GLENDALE, Ariz. –- The line between confident and cocky often blurs and that balance is particularly intriguing when it comes to White Sox roster hopeful Lastings Milledge.
The former minor-league phenom remained humble about his two-homer day Thursday against the Rockies, essentially saying that he caught a couple of pitchers off guard. But he later added that he knew he had it in him to have a breakout spring and essentially make his way onto the White Sox’s 25-man roster.
“It wasn’t a bad day [Thursday], but at the same time it’s spring training and [pitchers] do make mistakes,” said Milledge, who has four home runs this spring and is closing in on a spot as a backup outfielder. “I was just capitalizing on mistakes. I don’t really get excited over it. Guys are going to make more mistakes in spring training than they will in the regular season but I’m really pleased about how I’m taking advantage of it.”

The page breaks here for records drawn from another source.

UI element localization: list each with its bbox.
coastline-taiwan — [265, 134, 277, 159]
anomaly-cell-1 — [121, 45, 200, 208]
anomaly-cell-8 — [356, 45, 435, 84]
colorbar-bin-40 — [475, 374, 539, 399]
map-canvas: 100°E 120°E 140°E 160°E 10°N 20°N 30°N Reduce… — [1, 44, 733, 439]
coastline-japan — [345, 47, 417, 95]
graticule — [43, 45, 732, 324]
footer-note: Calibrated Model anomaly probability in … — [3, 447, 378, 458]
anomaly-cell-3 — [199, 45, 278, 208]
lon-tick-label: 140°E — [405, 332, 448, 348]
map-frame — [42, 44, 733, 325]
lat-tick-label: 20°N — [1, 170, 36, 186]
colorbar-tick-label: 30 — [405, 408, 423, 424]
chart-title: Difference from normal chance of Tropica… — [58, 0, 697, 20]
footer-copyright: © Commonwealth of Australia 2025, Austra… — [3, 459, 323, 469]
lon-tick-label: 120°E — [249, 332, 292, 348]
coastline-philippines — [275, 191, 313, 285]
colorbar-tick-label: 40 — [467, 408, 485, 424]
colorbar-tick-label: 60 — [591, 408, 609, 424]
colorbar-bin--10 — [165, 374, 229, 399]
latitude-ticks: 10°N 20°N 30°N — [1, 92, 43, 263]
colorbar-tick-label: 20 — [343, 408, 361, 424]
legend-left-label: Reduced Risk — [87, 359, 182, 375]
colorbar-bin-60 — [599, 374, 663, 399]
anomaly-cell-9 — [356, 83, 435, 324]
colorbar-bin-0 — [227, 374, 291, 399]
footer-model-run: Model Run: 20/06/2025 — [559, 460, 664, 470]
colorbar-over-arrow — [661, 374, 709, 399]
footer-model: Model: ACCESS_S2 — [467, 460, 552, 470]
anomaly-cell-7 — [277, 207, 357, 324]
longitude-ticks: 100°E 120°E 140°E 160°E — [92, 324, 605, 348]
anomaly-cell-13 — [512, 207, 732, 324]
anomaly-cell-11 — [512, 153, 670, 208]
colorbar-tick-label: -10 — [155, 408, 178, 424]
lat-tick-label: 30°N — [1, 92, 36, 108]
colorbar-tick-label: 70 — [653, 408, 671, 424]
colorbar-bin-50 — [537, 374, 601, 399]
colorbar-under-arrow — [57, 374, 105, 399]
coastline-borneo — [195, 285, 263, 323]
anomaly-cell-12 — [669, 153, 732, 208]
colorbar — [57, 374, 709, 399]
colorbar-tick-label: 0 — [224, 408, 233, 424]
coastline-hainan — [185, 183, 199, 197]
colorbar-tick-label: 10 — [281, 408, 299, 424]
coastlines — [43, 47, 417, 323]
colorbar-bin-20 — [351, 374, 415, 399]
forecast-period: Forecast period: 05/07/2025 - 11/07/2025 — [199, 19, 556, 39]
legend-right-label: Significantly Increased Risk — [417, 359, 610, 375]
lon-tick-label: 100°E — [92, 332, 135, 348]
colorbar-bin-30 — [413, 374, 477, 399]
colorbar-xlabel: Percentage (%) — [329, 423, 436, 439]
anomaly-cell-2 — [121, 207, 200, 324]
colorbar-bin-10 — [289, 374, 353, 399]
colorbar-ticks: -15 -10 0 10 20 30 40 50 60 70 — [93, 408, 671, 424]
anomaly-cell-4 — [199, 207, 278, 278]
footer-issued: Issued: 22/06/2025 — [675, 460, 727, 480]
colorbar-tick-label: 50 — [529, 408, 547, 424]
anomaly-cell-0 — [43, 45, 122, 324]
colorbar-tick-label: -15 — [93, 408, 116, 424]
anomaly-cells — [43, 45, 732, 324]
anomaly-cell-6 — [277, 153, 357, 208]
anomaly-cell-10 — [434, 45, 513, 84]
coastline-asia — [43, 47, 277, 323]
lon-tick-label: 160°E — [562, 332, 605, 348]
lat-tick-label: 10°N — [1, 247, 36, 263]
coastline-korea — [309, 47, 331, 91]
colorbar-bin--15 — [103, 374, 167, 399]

Less than two weeks ago, when manager Ozzie Guillen was lamenting the fact that nobody had yet to step up with an outfield spot hanging in the balance, Milledge looked like he wouldn’t even be a footnote in White Sox history.
Now Milledge has become the favorite to win a roster spot as a backup outfielder over Aleandro De Aza and Brent Lillibridge, who have also picked up their play of late. Nobody has picked it up like Milledge, though, who entered Friday evening’s game against the A’s on a seven-game hit streak, going 9-for-22 (.409) with four home runs, seven RBI and seven runs scored.
With a roster spot on the line, some might turn to jelly. But Milledge has thrived.
“I think the biggest thing is knowing personally what you want to do and accomplish,” he said. “Don’t fall into the trap of thinking people want to see this or that from you. It’s just believing in yourself because nobody knows you better than yourself. Nobody knows your game better than yourself. The thing is believing in what I know I can do and what I have to do well to stay on the team.”
Milledge was asked if his performance of late is helping him to picture himself in a White Sox uniform on Opening Day or if he always had that visual.
“Well the second I signed the minor-league deal I just believed in myself,” Milledge said. “Maybe I over-believe in myself. I just believed in myself whole heartedly that I was going to be on this team.
“It’s not a cocky attitude. I just believe in myself and I just know that I can be productive at the big-league level and I know I can be productive in the role I’m going to be put in. I just believe in that and nobody can tell me any different.”